Plastic recycling strategies to combat rapidly increasing
waste
buildup are of utmost environmental importance. Chemical recycling
to monomers has emerged as a powerful strategy that enables infinite
recyclability through depolymerization. However, methods for chemical
recycling to monomers typically rely on bulk heating of polymers,
which leads to unselective depolymerization in complex polymer mixtures
and the formation of degradation byproducts. Here, we report a selective
chemical recycling strategy facilitated by photothermal carbon quantum
dots under visible light irradiation. Upon photoexcitation, we found
that carbon quantum dots generate thermal gradients that induce depolymerization
of various polymer classes, including commodity and postconsumer waste
plastics, in a solvent-free system.

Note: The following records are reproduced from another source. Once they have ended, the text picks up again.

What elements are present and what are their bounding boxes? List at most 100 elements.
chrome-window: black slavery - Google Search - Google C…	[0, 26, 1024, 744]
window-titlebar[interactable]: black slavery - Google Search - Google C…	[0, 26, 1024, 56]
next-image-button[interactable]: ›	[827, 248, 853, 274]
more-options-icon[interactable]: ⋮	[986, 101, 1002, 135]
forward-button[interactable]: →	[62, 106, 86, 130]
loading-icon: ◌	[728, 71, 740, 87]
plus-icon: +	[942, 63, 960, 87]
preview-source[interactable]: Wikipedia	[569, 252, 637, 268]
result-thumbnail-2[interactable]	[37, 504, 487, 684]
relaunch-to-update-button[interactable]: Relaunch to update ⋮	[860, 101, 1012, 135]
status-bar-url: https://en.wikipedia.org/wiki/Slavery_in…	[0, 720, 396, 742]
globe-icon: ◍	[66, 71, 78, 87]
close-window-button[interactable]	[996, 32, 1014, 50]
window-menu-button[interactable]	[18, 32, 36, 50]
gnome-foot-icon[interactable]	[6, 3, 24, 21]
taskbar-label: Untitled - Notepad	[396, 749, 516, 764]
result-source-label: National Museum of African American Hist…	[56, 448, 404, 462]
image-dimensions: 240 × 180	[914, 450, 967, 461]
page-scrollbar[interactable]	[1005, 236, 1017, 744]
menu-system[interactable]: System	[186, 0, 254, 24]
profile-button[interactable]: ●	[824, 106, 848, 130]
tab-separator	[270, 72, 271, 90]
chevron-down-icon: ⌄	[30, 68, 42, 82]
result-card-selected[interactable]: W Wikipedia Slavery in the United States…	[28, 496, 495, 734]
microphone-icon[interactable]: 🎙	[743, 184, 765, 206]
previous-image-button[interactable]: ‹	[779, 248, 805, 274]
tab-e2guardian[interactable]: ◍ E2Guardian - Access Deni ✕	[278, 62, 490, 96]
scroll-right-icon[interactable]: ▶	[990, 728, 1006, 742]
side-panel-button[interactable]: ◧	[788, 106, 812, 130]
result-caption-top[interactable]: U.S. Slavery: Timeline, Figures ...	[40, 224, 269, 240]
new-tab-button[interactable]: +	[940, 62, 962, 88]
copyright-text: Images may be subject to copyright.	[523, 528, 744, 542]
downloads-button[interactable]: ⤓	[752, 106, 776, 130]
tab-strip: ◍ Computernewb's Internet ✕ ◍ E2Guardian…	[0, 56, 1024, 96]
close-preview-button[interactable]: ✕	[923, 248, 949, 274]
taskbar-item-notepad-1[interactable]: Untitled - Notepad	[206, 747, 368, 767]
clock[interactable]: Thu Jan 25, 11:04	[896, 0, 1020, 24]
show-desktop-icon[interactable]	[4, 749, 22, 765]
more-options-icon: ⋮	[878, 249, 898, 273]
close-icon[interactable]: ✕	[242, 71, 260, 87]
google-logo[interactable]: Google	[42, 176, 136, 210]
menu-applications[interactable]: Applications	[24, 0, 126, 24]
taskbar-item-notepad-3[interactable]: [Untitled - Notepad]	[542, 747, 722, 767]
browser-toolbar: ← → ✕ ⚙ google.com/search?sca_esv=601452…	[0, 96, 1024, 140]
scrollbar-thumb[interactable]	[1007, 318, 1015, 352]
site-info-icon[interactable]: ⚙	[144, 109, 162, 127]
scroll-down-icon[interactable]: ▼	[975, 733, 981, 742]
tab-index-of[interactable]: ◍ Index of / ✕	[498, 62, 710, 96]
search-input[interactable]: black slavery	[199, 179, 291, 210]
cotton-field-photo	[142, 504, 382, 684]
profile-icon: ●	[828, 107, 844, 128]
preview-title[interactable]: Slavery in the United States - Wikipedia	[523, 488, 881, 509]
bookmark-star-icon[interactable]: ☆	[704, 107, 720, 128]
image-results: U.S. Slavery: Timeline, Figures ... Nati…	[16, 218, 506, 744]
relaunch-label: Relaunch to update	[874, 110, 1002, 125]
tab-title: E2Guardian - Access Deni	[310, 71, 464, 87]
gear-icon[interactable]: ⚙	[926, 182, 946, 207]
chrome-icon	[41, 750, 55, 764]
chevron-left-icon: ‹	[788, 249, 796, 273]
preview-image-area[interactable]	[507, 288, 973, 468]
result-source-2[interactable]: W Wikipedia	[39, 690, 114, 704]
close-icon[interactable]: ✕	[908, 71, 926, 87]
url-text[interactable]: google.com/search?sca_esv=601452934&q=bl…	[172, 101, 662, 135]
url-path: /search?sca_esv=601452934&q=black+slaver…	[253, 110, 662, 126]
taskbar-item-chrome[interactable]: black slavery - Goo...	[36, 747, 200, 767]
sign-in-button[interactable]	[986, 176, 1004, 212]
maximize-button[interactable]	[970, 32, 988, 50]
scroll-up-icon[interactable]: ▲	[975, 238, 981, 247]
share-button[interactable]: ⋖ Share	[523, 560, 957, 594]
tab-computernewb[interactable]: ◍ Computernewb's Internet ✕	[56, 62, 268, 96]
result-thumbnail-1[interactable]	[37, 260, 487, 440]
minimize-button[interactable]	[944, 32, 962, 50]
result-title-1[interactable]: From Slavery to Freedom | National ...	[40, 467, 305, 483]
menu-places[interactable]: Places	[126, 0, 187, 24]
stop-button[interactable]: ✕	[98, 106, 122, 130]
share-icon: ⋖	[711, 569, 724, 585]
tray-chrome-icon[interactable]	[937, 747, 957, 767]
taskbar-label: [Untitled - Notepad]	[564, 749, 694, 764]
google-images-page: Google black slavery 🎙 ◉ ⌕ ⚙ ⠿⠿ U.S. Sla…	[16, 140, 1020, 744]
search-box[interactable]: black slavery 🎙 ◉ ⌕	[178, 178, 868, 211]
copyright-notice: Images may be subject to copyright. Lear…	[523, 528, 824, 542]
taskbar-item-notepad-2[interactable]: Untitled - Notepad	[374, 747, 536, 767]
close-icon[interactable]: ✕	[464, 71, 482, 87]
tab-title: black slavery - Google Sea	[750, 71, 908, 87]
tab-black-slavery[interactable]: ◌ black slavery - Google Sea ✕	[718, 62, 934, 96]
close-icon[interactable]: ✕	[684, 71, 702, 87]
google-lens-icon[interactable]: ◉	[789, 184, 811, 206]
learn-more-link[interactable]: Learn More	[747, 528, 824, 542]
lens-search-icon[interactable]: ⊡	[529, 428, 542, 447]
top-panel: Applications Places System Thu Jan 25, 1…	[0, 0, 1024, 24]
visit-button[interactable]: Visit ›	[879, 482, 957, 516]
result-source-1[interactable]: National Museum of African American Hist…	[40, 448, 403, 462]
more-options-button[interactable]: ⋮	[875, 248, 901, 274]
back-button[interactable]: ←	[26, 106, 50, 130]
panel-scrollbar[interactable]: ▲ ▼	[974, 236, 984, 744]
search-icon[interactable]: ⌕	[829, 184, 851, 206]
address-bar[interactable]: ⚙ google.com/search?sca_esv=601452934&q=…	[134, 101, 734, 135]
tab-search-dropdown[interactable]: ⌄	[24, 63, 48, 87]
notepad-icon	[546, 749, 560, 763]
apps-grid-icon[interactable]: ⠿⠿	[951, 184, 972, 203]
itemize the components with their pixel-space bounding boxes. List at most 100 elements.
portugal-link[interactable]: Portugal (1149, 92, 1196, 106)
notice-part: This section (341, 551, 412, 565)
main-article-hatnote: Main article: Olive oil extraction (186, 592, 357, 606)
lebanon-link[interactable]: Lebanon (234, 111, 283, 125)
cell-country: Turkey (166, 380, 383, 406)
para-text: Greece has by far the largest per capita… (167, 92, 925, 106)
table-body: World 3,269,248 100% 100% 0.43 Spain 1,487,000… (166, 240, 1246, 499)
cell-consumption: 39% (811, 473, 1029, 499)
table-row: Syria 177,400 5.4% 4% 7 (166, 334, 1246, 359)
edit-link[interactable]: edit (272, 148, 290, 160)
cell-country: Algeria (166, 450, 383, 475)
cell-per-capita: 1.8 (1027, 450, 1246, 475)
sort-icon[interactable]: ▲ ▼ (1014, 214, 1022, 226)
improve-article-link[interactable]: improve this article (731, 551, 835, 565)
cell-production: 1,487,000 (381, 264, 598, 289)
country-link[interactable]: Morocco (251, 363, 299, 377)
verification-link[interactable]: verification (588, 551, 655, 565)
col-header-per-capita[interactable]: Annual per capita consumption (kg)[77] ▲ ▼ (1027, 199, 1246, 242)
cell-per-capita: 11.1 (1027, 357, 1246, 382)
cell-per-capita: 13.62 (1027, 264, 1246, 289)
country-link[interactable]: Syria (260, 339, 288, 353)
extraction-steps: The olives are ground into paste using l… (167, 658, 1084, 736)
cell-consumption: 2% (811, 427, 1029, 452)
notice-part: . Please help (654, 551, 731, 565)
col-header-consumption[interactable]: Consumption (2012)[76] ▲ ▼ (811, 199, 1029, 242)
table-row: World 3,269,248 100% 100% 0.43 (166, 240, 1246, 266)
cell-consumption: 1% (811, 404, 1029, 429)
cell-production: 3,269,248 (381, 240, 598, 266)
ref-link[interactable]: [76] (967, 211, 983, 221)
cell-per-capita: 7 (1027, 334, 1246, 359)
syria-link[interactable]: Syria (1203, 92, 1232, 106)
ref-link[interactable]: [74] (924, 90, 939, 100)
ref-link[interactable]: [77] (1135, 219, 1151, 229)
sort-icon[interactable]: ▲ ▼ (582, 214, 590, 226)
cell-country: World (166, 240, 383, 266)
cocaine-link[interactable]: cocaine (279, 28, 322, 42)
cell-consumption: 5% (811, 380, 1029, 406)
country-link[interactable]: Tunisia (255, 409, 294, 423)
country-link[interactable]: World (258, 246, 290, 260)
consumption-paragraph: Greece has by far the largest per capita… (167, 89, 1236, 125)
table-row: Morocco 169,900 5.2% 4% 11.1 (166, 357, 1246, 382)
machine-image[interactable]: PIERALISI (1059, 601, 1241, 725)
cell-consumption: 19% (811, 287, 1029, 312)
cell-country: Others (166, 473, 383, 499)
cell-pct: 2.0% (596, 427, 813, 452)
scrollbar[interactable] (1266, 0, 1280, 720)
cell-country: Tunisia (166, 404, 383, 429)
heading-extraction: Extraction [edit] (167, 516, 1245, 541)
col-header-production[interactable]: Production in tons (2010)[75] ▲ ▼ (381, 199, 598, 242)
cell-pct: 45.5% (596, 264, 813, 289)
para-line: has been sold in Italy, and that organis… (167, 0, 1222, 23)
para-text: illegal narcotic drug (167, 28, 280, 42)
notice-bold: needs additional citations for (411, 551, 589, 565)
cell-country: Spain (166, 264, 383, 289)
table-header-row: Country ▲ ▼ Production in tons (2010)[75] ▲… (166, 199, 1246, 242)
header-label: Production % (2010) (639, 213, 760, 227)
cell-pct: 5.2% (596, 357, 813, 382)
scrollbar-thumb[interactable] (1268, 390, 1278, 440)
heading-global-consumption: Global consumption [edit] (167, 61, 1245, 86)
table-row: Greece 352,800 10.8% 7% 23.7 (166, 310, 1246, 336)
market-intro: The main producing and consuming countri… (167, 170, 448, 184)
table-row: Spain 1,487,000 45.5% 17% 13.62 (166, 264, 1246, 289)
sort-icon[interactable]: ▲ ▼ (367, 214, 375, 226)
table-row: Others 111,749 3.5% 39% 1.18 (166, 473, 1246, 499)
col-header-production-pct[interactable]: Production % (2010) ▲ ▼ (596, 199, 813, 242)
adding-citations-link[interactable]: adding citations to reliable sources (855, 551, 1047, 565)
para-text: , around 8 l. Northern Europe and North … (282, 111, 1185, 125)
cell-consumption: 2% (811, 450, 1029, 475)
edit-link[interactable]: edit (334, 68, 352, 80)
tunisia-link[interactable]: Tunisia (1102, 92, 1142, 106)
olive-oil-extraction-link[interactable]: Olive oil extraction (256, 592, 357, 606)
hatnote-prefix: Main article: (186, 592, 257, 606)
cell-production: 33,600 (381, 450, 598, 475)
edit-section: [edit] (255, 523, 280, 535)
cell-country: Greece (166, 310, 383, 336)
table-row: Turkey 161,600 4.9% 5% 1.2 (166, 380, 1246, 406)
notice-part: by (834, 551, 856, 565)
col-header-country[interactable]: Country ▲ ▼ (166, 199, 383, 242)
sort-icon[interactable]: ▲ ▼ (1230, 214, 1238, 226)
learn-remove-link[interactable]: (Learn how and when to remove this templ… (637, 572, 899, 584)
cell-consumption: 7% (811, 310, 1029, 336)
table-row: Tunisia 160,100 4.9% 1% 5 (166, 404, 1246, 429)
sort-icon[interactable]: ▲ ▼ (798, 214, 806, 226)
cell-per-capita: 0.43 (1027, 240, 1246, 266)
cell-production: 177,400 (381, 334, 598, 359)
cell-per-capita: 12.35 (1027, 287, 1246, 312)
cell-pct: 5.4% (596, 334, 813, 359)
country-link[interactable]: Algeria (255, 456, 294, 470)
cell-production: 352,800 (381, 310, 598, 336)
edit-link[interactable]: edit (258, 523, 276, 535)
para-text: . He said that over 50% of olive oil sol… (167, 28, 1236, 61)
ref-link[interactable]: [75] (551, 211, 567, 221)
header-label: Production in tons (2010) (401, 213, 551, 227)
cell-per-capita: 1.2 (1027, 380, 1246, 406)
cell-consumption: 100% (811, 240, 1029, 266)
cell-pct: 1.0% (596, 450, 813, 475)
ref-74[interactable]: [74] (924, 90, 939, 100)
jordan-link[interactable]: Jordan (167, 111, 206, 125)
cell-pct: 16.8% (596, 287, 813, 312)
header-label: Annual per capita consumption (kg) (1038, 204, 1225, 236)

This method also provides selective
depolymerization in a mixture of polymers, not possible by bulk heating
alone, enabled by localized photothermal heat gradients and the subsequent
spatial control imparted over radical generation. Photothermal conversion
by metal-free nanomaterials facilitates chemical recycling to monomers,
an important approach in addressing the plastic waste crisis. More
broadly, photothermal catalysis enables challenging C–C bond
cleavages with the generality of heating but without indiscriminate
side reactions typical of bulk thermolysis processes.